My plan was to take Spanish courses to become fluent and travel. I was also nursing my first real heartbreak, so the travel was welcome. However, I quickly realized that I wasn't super content drifting like the bohemian I had imagined myself to be. I had worked on a fundraiser in honor of a friend at Georgetown, and remembered how fulfilled that made me feel. Development! That was my new direction - I could use my business degree for good! However, my resume spoke more to policy. I accepted a job with the national office of MADD, working in policy. My heart couldn't take it - the stories of the victims and the crushing guilt I felt that I had so little power to do anything. Pivot - I did what many 23 year olds before me had done after being confronted with the adult reality and ran as fast as I could back to academia.

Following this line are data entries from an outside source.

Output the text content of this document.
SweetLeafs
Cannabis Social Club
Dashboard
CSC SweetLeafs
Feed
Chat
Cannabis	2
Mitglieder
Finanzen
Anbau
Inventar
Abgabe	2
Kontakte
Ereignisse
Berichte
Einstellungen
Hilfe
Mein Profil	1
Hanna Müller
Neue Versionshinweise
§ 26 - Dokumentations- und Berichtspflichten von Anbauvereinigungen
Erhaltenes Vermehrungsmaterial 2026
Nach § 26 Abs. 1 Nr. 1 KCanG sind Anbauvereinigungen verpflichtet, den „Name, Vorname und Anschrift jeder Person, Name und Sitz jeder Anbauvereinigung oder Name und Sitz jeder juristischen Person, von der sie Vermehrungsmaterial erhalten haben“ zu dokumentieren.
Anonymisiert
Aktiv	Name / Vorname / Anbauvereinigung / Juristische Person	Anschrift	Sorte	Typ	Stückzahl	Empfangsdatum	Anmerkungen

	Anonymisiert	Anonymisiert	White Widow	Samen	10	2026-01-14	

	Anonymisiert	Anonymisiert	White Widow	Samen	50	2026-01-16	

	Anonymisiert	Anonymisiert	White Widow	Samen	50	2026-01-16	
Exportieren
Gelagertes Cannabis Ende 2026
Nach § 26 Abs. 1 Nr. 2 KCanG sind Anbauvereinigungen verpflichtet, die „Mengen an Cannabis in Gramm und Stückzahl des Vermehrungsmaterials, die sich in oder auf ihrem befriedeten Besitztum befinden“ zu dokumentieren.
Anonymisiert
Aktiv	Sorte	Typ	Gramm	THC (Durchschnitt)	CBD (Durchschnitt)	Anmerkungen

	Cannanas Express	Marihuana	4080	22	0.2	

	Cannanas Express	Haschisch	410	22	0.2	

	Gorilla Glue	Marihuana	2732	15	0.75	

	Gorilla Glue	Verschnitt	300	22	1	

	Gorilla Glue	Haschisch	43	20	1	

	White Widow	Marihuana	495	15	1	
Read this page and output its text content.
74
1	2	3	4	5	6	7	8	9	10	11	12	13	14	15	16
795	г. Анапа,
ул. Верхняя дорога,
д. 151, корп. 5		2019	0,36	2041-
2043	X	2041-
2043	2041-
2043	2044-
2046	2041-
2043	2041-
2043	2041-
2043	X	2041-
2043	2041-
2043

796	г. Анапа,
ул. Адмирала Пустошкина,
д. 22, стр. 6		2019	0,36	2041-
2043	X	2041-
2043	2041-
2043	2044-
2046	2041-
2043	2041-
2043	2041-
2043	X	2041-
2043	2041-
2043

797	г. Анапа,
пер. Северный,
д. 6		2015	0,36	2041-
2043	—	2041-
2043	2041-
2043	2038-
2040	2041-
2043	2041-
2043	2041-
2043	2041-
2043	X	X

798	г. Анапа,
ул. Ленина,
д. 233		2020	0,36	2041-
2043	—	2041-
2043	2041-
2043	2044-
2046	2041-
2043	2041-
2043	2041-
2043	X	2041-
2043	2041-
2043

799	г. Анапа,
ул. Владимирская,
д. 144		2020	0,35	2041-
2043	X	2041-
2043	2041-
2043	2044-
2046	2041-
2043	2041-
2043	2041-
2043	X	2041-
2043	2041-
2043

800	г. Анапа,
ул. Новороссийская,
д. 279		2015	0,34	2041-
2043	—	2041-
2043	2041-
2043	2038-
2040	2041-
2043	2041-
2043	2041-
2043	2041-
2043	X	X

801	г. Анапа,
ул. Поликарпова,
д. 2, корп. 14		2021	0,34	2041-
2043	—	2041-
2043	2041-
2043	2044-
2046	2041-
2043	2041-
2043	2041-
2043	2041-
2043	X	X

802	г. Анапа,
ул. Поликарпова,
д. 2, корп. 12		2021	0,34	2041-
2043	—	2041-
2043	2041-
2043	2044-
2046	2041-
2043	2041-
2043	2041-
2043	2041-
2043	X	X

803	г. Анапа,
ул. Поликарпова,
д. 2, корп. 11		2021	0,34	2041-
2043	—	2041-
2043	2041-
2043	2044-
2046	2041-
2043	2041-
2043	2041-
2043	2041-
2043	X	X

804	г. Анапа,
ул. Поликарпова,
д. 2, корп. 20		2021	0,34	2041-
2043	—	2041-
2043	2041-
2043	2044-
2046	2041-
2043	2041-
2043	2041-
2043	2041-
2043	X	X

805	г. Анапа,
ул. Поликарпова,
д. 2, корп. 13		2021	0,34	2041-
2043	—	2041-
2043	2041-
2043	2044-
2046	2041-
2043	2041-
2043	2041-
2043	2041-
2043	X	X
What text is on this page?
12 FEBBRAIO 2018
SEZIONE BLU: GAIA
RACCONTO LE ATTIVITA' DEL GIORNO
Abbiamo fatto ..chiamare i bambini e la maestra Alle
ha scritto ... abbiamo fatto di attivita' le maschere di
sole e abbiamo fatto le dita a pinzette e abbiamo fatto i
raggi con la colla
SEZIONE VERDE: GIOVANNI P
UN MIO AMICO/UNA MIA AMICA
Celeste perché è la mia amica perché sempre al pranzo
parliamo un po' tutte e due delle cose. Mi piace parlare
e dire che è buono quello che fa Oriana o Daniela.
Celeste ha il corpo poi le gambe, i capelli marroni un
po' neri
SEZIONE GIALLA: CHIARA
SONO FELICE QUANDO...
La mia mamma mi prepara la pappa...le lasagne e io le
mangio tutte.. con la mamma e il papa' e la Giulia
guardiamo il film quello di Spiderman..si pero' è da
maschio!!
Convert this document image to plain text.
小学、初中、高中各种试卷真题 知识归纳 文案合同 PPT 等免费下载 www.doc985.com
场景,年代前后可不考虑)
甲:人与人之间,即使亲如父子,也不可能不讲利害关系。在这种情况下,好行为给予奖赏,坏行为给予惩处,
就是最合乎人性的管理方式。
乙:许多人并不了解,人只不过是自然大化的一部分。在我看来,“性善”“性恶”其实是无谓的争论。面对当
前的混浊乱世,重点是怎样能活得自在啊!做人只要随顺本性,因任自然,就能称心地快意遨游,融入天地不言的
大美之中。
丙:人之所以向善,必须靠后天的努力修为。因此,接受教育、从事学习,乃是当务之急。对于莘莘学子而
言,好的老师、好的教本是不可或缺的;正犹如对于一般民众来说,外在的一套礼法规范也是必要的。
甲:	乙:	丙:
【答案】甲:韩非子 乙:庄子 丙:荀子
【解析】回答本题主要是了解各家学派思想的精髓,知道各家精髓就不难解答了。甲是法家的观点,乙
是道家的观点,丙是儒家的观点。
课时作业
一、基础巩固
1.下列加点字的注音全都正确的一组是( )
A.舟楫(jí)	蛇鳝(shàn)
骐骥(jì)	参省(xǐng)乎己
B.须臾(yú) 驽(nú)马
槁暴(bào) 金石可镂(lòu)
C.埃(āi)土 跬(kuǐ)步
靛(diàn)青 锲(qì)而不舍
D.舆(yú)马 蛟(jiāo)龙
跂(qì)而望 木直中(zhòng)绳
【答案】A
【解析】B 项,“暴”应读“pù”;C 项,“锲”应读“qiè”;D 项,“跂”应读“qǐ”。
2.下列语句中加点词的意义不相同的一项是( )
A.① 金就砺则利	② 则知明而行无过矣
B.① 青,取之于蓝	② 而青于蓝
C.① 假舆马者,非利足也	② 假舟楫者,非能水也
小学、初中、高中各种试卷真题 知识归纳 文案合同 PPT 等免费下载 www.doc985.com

18 year old me would have punched 23 year old me in the face. At 18, I was never coming back to Louisville and I was going to be kicking ass in Law School at 23. Lol, what a sweet dumb 18 year old I was. I began my Masters of Public Administration with a concentration in NonProfit Management at the University of Louisville in the Fall 2008. I worked as a graduate research assistant and as a development intern at the Kentucky Humane Society. By the spring of 2010, I was approaching graduation and had realized that I was perhaps not a good enough person to work in a nonprofit full time. I felt like I needed to put my entire effort behind whatever nonprofit I worked for, and the problem was that I felt a strong affinity to several.
Pivot - I bought an existing jewelry store. It was a small silver shop in the mall. Let me tell you - retail is not for the faint of heart. It is HARD work. Anyone that stays in retail over 5 years is either a saint or totally insane. Mall hours are LONG and the holidays are worse. In the spring of 2012, my lease was up and the mall wanted more money for the valuable space my little store took up. I was barely squeaking by and killing myself to do so.
I closed up shop and opened a new boutique, Pink Julep, in a smaller local shopping center. It seemed like heaven! I got to play with clothes for a living! I made my own hours! Even working 7 days a week, the shorter days seemed like a break from the mall hours. I hired some ladies to work for me that continue to amaze me and make me laugh. Willie came to the store every day and had quite the following. Despite this, I found myself standing in my closet one morning in the spring of 2014 absolutely not caring what I wore. This was an awakening - working in my "passion" had made me hate it. So, I had a long tearful talk with my dad and decided to close.
Pivot again. Fall 2014 when I was ready to close Pink Julep, my dad had invested in a new project that needed a manager. His close friend was revamping his book about The Kentucky Derby. Shircliff Publishing was born, and as its grown I've taken a more active role in what we do. Our second project is out and allowed me to work closely with one of my favorite people, my effervescent cousin Judy. I know NOTHING about sewing, but she exudes fun and makes you feel like even the most inept sewer could handle her patterns. We've got a book with my BFF Heather in the works. And I'm already plotting my next moves - this blog and taking over my dad's racing interests.
My point? Life is weird. Embrace the left turns.